When it comes to prevailing manias, there is everything else, and then there is Pokemon Go.
And when it comes to those who stand to profit from said Pokemon mania, nobody is a bigger winner than Nintendo which less than two years ago became a part-owner of Niantic creator Pokemon Go.
The relationship is as follows.
Niantic was created as a spinoff from Google’s (now Alphabet) Google Maps team. Google Vice President John Hanke, who was heading up Google Maps at the time, formed Niantic Labs in 2010 as an internal venture startup, staffed mainly by members of the Google Maps team. With a vision of “getting the people of the world outside”, Niantic Labs’ first projects were location-based information app Field Trip and simulated war game app Ingress. Ingress, which gained popularity particularly among users with high IT literacy, reached 10m total downloads (worldwide) in February 2015 and significantly boosted Niantic Labs’ name recognition. Ingress has a science fiction back story and is a team-based simulated war game that utilizes GPS location data and map data. Niantic used system data from Ingress to create Pokémon GO.
The relationship among Niantic, Nintendo, and the Pokemon Company came about in April 2014 thanks to the April Fool’s Day project Pokemon Challenge, in which players captured Pokemon that appeared on Google Maps. The project was developed by the Google Maps team, including Niantic Labs, with the cooperation of Nintendo and the Pokemon Company. Niantic Labs was subsequently spun off from Google in August 2015. The company name was changed to Niantic, Inc., and in September it announced the development of Pokémon GO. In October, Niantic secured a total of $20 million in funding from Nintendo, the Pokemon Company, and Google.
That was the investment.
What about the return?
Well, we only have to look at the move in the stock price of Nintendo, which in just the past two weeks has more than doubled its market cap to over $42 billion, gaining some $22 billion in market cap.

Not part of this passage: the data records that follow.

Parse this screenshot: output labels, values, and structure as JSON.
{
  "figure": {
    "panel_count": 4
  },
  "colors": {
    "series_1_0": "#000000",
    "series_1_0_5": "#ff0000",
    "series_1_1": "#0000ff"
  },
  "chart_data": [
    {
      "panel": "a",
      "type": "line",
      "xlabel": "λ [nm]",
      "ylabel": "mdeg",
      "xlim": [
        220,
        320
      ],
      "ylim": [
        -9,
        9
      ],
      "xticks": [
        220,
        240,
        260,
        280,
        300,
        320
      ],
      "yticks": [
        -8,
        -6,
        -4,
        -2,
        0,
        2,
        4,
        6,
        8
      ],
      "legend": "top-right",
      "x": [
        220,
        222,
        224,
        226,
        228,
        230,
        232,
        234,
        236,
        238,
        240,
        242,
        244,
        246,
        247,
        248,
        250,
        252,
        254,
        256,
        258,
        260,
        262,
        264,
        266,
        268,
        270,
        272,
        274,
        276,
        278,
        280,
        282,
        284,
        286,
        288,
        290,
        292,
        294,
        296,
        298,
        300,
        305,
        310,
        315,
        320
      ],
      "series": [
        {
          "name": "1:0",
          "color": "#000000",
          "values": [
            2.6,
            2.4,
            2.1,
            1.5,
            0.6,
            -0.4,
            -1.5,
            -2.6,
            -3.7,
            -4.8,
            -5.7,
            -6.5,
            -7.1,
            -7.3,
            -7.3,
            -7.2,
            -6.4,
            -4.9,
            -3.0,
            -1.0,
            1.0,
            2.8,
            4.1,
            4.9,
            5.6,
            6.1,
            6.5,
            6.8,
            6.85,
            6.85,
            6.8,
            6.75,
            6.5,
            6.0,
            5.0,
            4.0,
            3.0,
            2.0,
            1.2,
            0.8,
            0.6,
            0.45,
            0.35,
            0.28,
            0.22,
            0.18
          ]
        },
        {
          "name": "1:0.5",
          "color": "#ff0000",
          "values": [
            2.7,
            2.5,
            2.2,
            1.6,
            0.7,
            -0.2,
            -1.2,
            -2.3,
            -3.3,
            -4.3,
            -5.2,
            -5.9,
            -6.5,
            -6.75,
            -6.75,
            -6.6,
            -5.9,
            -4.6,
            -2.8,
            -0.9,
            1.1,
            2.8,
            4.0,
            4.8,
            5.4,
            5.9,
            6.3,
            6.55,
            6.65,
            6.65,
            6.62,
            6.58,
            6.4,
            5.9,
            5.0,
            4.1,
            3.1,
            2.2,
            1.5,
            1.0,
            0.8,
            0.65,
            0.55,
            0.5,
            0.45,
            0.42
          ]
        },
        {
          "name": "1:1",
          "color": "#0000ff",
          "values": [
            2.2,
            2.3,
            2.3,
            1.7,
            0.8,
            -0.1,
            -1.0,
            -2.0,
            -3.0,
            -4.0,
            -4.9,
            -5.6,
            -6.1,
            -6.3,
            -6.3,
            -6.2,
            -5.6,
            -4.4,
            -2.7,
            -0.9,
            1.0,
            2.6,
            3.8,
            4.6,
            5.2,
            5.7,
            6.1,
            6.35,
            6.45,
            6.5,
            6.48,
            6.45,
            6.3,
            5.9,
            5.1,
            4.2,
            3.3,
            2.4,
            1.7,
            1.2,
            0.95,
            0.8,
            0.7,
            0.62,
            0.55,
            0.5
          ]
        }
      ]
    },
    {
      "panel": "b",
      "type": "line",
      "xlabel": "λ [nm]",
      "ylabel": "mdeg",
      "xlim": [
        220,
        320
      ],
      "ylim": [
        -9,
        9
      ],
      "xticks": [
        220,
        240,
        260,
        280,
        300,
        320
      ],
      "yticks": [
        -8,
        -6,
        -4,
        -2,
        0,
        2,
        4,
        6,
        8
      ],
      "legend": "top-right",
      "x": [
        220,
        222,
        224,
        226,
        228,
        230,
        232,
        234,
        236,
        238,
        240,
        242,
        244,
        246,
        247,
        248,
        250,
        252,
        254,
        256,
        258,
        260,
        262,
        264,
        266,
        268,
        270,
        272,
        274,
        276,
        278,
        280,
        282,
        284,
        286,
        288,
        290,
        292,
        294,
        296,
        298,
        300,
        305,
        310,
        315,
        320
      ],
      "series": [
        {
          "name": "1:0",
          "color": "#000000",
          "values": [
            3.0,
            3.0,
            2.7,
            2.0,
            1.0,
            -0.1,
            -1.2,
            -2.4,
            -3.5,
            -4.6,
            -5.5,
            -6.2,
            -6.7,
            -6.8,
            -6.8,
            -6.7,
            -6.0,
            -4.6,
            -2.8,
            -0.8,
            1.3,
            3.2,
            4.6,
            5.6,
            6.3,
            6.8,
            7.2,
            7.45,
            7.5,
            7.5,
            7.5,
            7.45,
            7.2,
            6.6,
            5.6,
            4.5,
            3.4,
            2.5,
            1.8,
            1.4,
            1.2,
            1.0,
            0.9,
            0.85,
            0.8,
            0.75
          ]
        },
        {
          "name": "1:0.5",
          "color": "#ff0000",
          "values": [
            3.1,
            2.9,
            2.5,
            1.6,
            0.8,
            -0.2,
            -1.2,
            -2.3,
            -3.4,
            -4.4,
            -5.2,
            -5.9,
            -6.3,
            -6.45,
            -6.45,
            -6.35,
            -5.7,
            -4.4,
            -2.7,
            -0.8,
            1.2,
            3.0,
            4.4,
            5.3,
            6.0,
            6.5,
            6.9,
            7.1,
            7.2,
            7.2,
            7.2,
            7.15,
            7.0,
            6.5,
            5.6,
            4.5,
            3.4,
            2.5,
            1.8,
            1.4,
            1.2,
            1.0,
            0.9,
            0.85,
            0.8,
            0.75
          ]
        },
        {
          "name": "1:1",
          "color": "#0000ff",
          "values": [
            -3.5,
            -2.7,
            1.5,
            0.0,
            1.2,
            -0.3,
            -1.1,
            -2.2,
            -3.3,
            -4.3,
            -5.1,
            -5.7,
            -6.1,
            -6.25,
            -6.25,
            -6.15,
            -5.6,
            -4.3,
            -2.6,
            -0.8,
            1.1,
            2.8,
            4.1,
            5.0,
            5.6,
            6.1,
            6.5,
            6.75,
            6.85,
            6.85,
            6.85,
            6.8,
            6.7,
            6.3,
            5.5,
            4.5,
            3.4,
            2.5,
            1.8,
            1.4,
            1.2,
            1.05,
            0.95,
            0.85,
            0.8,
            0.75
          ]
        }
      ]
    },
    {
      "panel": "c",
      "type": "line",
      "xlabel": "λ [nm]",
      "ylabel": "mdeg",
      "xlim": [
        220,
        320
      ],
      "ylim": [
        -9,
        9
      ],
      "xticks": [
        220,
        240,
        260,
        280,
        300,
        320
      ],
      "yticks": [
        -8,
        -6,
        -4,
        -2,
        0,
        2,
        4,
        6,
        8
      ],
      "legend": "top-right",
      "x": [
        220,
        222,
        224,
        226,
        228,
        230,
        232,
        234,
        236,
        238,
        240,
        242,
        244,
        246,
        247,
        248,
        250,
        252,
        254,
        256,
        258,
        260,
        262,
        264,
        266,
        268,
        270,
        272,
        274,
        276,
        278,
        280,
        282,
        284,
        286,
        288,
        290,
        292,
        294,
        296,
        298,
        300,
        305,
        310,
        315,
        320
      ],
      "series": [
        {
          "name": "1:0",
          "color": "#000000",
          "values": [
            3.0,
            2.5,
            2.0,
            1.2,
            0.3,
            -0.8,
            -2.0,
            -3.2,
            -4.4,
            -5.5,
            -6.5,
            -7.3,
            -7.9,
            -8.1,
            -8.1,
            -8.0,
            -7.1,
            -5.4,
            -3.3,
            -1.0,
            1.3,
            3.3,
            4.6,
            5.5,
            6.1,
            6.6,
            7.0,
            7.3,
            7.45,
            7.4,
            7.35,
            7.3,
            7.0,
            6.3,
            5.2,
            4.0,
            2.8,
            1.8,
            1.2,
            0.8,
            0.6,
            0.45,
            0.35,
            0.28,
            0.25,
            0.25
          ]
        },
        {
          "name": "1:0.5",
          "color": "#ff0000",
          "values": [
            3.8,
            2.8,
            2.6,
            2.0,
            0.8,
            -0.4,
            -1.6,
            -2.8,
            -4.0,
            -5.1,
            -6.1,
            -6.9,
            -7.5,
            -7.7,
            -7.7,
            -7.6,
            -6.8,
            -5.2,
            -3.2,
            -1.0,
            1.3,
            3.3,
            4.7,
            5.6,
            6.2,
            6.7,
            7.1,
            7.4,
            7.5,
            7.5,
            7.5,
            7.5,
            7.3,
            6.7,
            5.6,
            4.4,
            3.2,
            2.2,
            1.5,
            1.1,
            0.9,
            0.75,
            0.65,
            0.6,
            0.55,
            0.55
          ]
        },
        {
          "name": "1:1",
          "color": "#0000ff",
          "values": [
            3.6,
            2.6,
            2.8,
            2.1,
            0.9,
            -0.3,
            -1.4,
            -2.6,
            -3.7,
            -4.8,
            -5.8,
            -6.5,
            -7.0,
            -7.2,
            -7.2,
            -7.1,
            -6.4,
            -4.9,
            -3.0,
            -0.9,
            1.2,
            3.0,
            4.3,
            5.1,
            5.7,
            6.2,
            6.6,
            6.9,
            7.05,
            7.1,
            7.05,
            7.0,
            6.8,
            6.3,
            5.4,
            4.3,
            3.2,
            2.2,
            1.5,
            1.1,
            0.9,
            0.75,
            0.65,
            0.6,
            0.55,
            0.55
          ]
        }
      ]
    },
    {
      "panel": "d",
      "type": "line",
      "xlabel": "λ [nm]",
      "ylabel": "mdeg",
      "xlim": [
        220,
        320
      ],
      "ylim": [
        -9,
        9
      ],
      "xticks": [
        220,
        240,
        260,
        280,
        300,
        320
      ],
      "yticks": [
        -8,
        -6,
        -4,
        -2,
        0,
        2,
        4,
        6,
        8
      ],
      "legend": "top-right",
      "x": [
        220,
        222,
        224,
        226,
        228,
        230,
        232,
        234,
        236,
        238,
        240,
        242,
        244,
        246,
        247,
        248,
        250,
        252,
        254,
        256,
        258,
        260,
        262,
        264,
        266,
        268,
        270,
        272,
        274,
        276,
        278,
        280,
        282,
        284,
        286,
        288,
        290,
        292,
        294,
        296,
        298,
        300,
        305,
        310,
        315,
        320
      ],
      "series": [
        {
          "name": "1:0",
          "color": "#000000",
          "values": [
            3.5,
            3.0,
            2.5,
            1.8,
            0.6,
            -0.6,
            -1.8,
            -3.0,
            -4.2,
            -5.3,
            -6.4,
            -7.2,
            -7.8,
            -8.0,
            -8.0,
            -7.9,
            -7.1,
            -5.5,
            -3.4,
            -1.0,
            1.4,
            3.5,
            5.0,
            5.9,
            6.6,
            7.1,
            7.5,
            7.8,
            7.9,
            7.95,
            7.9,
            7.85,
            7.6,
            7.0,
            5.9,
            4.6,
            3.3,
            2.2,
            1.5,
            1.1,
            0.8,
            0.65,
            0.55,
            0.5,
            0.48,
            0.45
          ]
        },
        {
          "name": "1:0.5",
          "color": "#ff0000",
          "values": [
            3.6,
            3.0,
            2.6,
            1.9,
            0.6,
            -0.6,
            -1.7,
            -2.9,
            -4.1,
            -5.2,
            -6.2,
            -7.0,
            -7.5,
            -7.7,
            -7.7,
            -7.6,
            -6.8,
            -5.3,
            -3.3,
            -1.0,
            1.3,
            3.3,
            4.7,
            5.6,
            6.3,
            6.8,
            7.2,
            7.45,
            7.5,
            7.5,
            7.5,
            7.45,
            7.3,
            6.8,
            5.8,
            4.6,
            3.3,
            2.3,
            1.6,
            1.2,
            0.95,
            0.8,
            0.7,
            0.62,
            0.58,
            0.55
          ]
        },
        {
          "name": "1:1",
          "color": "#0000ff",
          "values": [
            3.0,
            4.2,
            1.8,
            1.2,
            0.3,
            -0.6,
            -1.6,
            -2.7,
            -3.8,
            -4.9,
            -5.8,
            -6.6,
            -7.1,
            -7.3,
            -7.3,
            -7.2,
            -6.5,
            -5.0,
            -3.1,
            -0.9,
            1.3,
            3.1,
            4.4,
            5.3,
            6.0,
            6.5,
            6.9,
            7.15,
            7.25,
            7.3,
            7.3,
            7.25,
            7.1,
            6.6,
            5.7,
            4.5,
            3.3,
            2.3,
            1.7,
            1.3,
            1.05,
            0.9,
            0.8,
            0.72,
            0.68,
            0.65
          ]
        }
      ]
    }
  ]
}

To calculate the return, let's generously assume that Nintendo was responsible for the entire $20mm initial investment (it was probably less). What a simple XIRR analysis reveals, is that the $22 billion boost in market cap relative to the $20 million initial investment is nothing short of a mindblowing 1,550,000% IRR, or a cash on cash return of 110,000% in less than one year.
Of course, this "analysis" is rather simplistic, as it assumes full monetization of the market cap increase, something which may prove problematic once the market moves beyond the mania phase. That in turn will likely be accelerated with statements such as this one:
- Nintendo says current forecasts include Pokemon Go Plus sales, according to statement.
- Has no plans at the moment to adjust earnings forecasts, will update forecasts if it becomes necessary
But skepticism aside, let's celebrate what - as of this moment - may have been the best investment of the year, if not ever... For now.